Einde inhoudsopgave
Nadere regels verpakking en aanduiding milieugevaarlijke stoffen en preparaten
Artikel 15
Geldend
Geldend vanaf 19-01-2012
- Bronpublicatie:
10-01-2012, Stcrt. 2012, 883 (uitgifte: 18-01-2012, regelingnummer: DWJZ-3098167)
- Inwerkingtreding
19-01-2012
- Bronpublicatie inwerkingtreding:
10-01-2012, Stcrt. 2012, 883 (uitgifte: 18-01-2012, regelingnummer: DWJZ-3098167)
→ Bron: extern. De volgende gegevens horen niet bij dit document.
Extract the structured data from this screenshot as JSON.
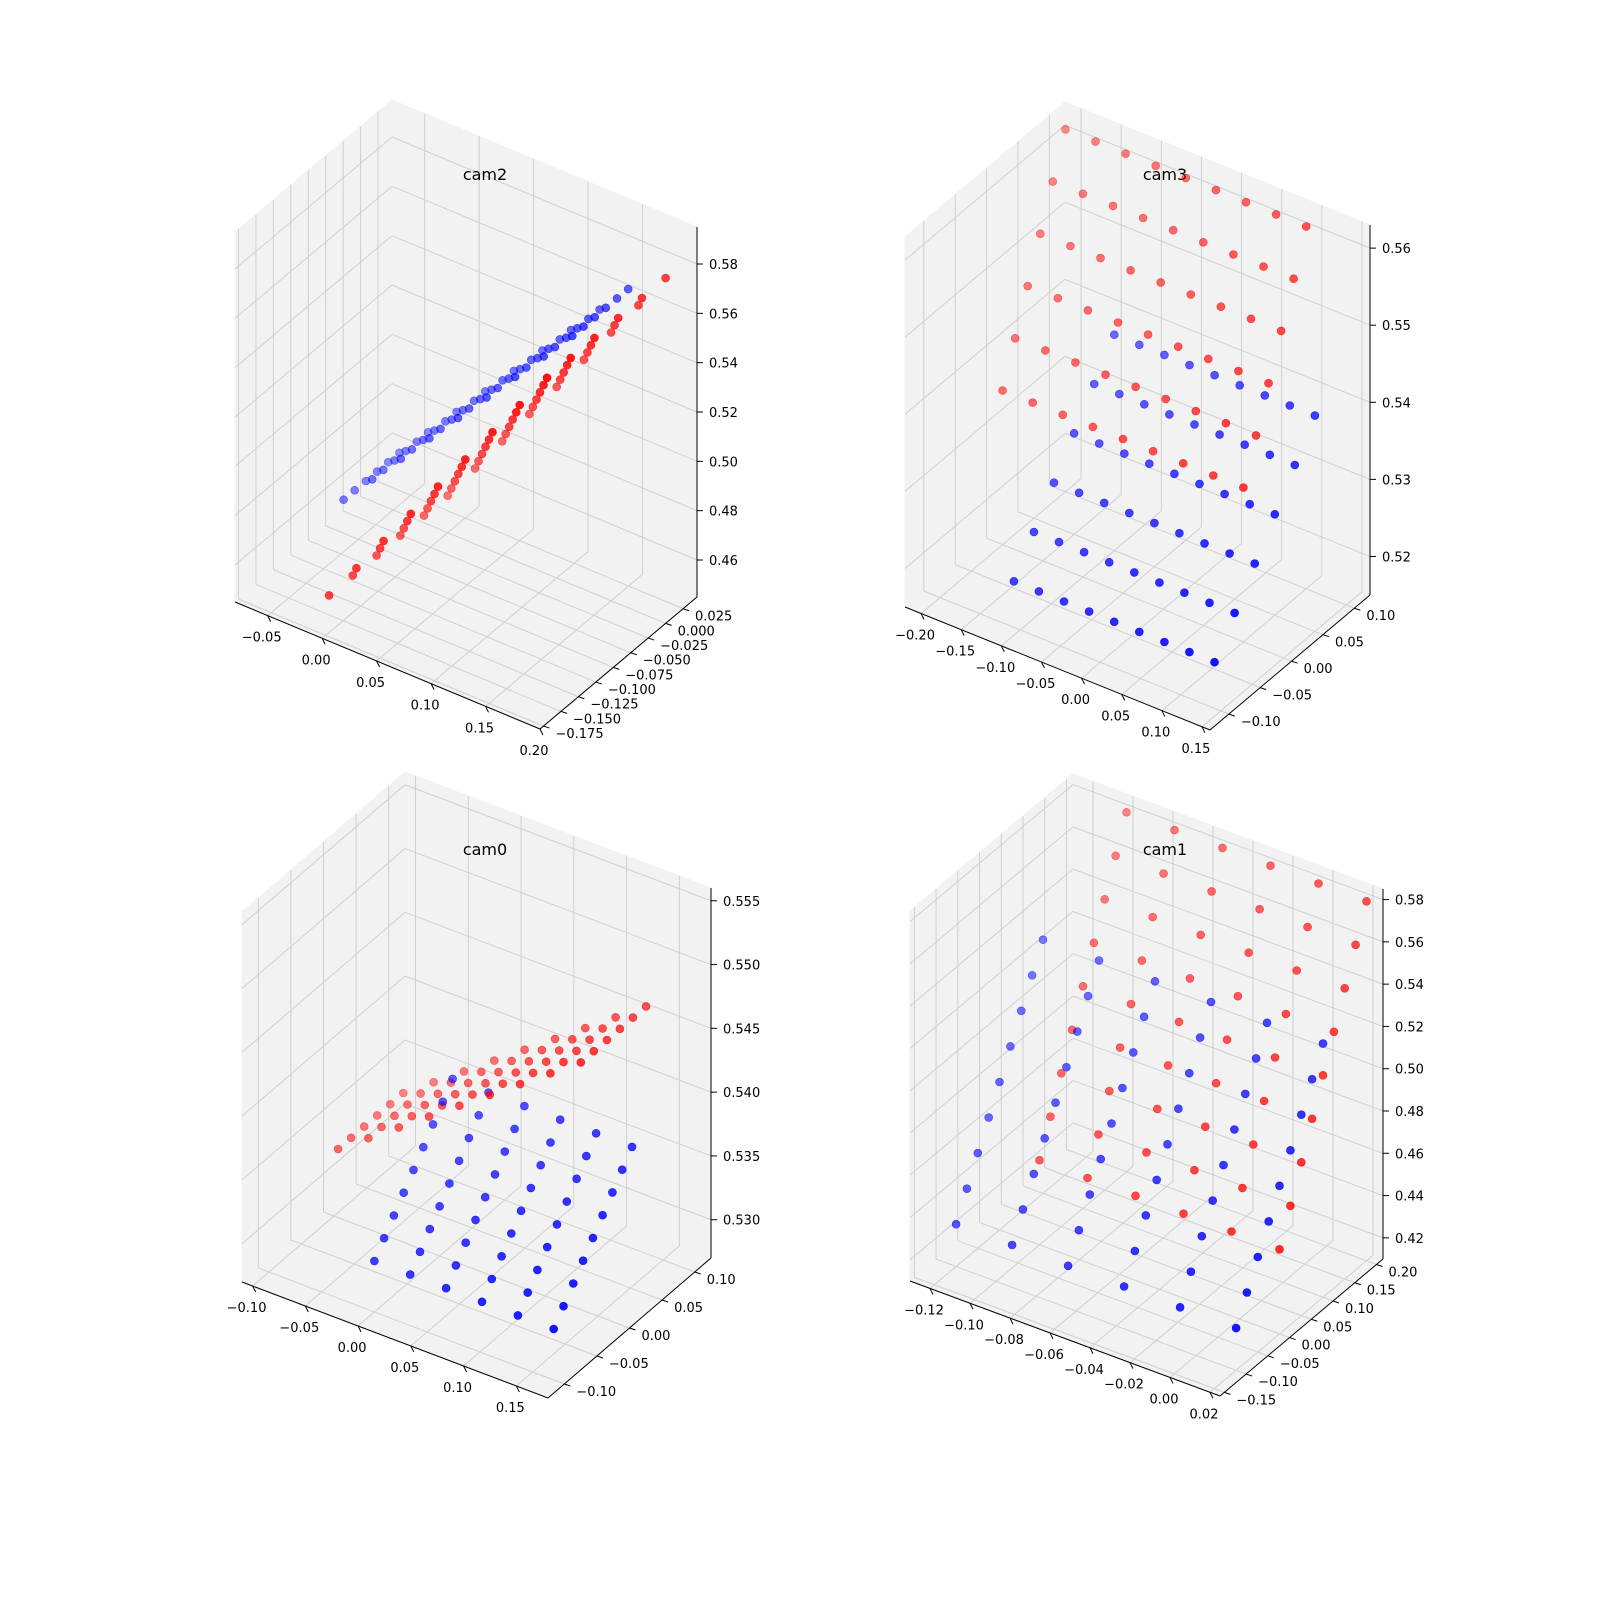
{
  "figure": {
    "background": "#ffffff"
  },
  "colors": {
    "red_series": "#ff0000",
    "blue_series": "#0000ff",
    "pane": "#f2f2f2",
    "grid": "#cfcfcf"
  },
  "chart_data": [
    {
      "type": "scatter3d",
      "title": "cam2",
      "xlim": [
        -0.08,
        0.2
      ],
      "ylim": [
        -0.18,
        0.045
      ],
      "zlim": [
        0.445,
        0.595
      ],
      "xticks": [
        "−0.05",
        "0.00",
        "0.05",
        "0.10",
        "0.15",
        "0.20"
      ],
      "xtick_values": [
        -0.05,
        0.0,
        0.05,
        0.1,
        0.15,
        0.2
      ],
      "yticks": [
        "−0.175",
        "−0.150",
        "−0.125",
        "−0.100",
        "−0.075",
        "−0.050",
        "−0.025",
        "0.000",
        "0.025"
      ],
      "ytick_values": [
        -0.175,
        -0.15,
        -0.125,
        -0.1,
        -0.075,
        -0.05,
        -0.025,
        0.0,
        0.025
      ],
      "zticks": [
        "0.46",
        "0.48",
        "0.50",
        "0.52",
        "0.54",
        "0.56",
        "0.58"
      ],
      "ztick_values": [
        0.46,
        0.48,
        0.5,
        0.52,
        0.54,
        0.56,
        0.58
      ],
      "grid": true,
      "series": [
        {
          "color": "#ff0000",
          "pattern": "grid",
          "rows": 6,
          "cols": 9,
          "x_range": [
            0.0,
            0.2
          ],
          "y_range": [
            -0.17,
            0.0
          ],
          "z_range": [
            0.46,
            0.585
          ],
          "z_from": "x",
          "z_slope_y": 0.0
        },
        {
          "color": "#0000ff",
          "pattern": "grid",
          "rows": 6,
          "cols": 9,
          "x_range": [
            -0.07,
            0.14
          ],
          "y_range": [
            -0.04,
            0.04
          ],
          "z_range": [
            0.455,
            0.56
          ],
          "z_from": "x",
          "z_slope_y": 0.0
        }
      ]
    },
    {
      "type": "scatter3d",
      "title": "cam3",
      "xlim": [
        -0.22,
        0.16
      ],
      "ylim": [
        -0.13,
        0.125
      ],
      "zlim": [
        0.515,
        0.563
      ],
      "xticks": [
        "−0.20",
        "−0.15",
        "−0.10",
        "−0.05",
        "0.00",
        "0.05",
        "0.10",
        "0.15"
      ],
      "xtick_values": [
        -0.2,
        -0.15,
        -0.1,
        -0.05,
        0.0,
        0.05,
        0.1,
        0.15
      ],
      "yticks": [
        "−0.10",
        "−0.05",
        "0.00",
        "0.05",
        "0.10"
      ],
      "ytick_values": [
        -0.1,
        -0.05,
        0.0,
        0.05,
        0.1
      ],
      "zticks": [
        "0.52",
        "0.53",
        "0.54",
        "0.55",
        "0.56"
      ],
      "ztick_values": [
        0.52,
        0.53,
        0.54,
        0.55,
        0.56
      ],
      "grid": true,
      "series": [
        {
          "color": "#ff0000",
          "pattern": "grid",
          "rows": 9,
          "cols": 6,
          "x_range": [
            -0.2,
            0.1
          ],
          "y_range": [
            0.0,
            0.1
          ],
          "z_range": [
            0.535,
            0.562
          ],
          "z_from": "y",
          "z_slope_y": 0.0
        },
        {
          "color": "#0000ff",
          "pattern": "grid",
          "rows": 9,
          "cols": 6,
          "x_range": [
            -0.1,
            0.15
          ],
          "y_range": [
            -0.11,
            0.05
          ],
          "z_range": [
            0.522,
            0.543
          ],
          "z_from": "y",
          "z_slope_y": 0.0
        }
      ]
    },
    {
      "type": "scatter3d",
      "title": "cam0",
      "xlim": [
        -0.11,
        0.18
      ],
      "ylim": [
        -0.125,
        0.125
      ],
      "zlim": [
        0.527,
        0.556
      ],
      "xticks": [
        "−0.10",
        "−0.05",
        "0.00",
        "0.05",
        "0.10",
        "0.15"
      ],
      "xtick_values": [
        -0.1,
        -0.05,
        0.0,
        0.05,
        0.1,
        0.15
      ],
      "yticks": [
        "−0.10",
        "−0.05",
        "0.00",
        "0.05",
        "0.10"
      ],
      "ytick_values": [
        -0.1,
        -0.05,
        0.0,
        0.05,
        0.1
      ],
      "zticks": [
        "0.530",
        "0.535",
        "0.540",
        "0.545",
        "0.550",
        "0.555"
      ],
      "ztick_values": [
        0.53,
        0.535,
        0.54,
        0.545,
        0.55,
        0.555
      ],
      "grid": true,
      "series": [
        {
          "color": "#ff0000",
          "pattern": "grid",
          "rows": 6,
          "cols": 9,
          "x_range": [
            -0.09,
            0.14
          ],
          "y_range": [
            -0.01,
            0.09
          ],
          "z_range": [
            0.533,
            0.547
          ],
          "z_from": "x",
          "z_slope_y": 0.0
        },
        {
          "color": "#0000ff",
          "pattern": "grid",
          "rows": 6,
          "cols": 9,
          "x_range": [
            0.0,
            0.17
          ],
          "y_range": [
            -0.1,
            0.02
          ],
          "z_range": [
            0.531,
            0.54
          ],
          "z_from": "y",
          "z_slope_y": 0.0
        }
      ]
    },
    {
      "type": "scatter3d",
      "title": "cam1",
      "xlim": [
        -0.13,
        0.025
      ],
      "ylim": [
        -0.16,
        0.215
      ],
      "zlim": [
        0.41,
        0.585
      ],
      "xticks": [
        "−0.12",
        "−0.10",
        "−0.08",
        "−0.06",
        "−0.04",
        "−0.02",
        "0.00",
        "0.02"
      ],
      "xtick_values": [
        -0.12,
        -0.1,
        -0.08,
        -0.06,
        -0.04,
        -0.02,
        0.0,
        0.02
      ],
      "yticks": [
        "−0.15",
        "−0.10",
        "−0.05",
        "0.00",
        "0.05",
        "0.10",
        "0.15",
        "0.20"
      ],
      "ytick_values": [
        -0.15,
        -0.1,
        -0.05,
        0.0,
        0.05,
        0.1,
        0.15,
        0.2
      ],
      "zticks": [
        "0.42",
        "0.44",
        "0.46",
        "0.48",
        "0.50",
        "0.52",
        "0.54",
        "0.56",
        "0.58"
      ],
      "ztick_values": [
        0.42,
        0.44,
        0.46,
        0.48,
        0.5,
        0.52,
        0.54,
        0.56,
        0.58
      ],
      "grid": true,
      "series": [
        {
          "color": "#ff0000",
          "pattern": "grid",
          "rows": 6,
          "cols": 9,
          "x_range": [
            -0.1,
            0.02
          ],
          "y_range": [
            0.0,
            0.2
          ],
          "z_range": [
            0.45,
            0.58
          ],
          "z_from": "y",
          "z_slope_y": 0.0
        },
        {
          "color": "#0000ff",
          "pattern": "grid",
          "rows": 6,
          "cols": 9,
          "x_range": [
            -0.12,
            0.02
          ],
          "y_range": [
            -0.1,
            0.1
          ],
          "z_range": [
            0.43,
            0.53
          ],
          "z_from": "y",
          "z_slope_y": 0.0
        }
      ]
    }
  ]
}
- Overige regelgevende instantie(s)
Ministerie van Sociale Zaken en Werkgelegenheid
Ministerie van Volkshuisvesting, Ruimtelijke Ordening en Milieubeheer
- Vakgebied(en)
Milieurecht / Milieugevaarlijke stoffen
1.
Indien degene die voor het in de handel brengen van een preparaat verantwoordelijk is, kan aantonen dat bekendmaking op het etiket of het veiligheidsinformatieblad van de chemische identiteit van een in dat preparaat aanwezige stof, die uitsluitend is ingedeeld als:
- a.
irriterend, met uitzondering van stoffen waaraan waarschuwingszin R41 is toegekend, of als irriterend in combinatie met de categorieën als bedoeld in artikel 9.2.3.1, tweede lid, onderdelen a tot en met e, j en o, van de wet, of
- b.
schadelijk, dan wel als schadelijk in combinatie met een of meer van de categorieën als bedoeld in artikel 9.2.3.1, tweede lid, onderdelen a tot en met e, j en o, van de wet en op zichzelf acute letale effecten heeft, de vertrouwelijkheid van zijn intellectuele eigendom in gevaar brengt, kan hij overeenkomstig bijlage VI, onderdeel B bij de preparatenrichtlijn, die stof aanduiden met hetzij een naam die de belangrijkste functionele chemische groepen aangeeft, hetzij een andere naam.
2.
Het eerste lid is niet van toepassing op preparaten die stoffen bevatten waarvoor een blootstellingsgrens is vastgesteld.
3.
Indien een geval als bedoeld in het eerste lid zich voordoet en het preparaat voor de eerste keer in een lidstaat van de Europese Unie of een Staat die partij is bij de Overeenkomst betreffende de Europese Economische Ruimte in de handel wordt gebracht, richt degene die voor het in de handel brengen van een preparaat verantwoordelijk is, het verzoek overeenkomstig bijlage VI bij de preparatenrichtlijn, aan de Minister van Volksgezondheid, Welzijn en Sport. Het verzoek wordt ingediend bij de Nederlandse Voedsel- en Warenautoriteit.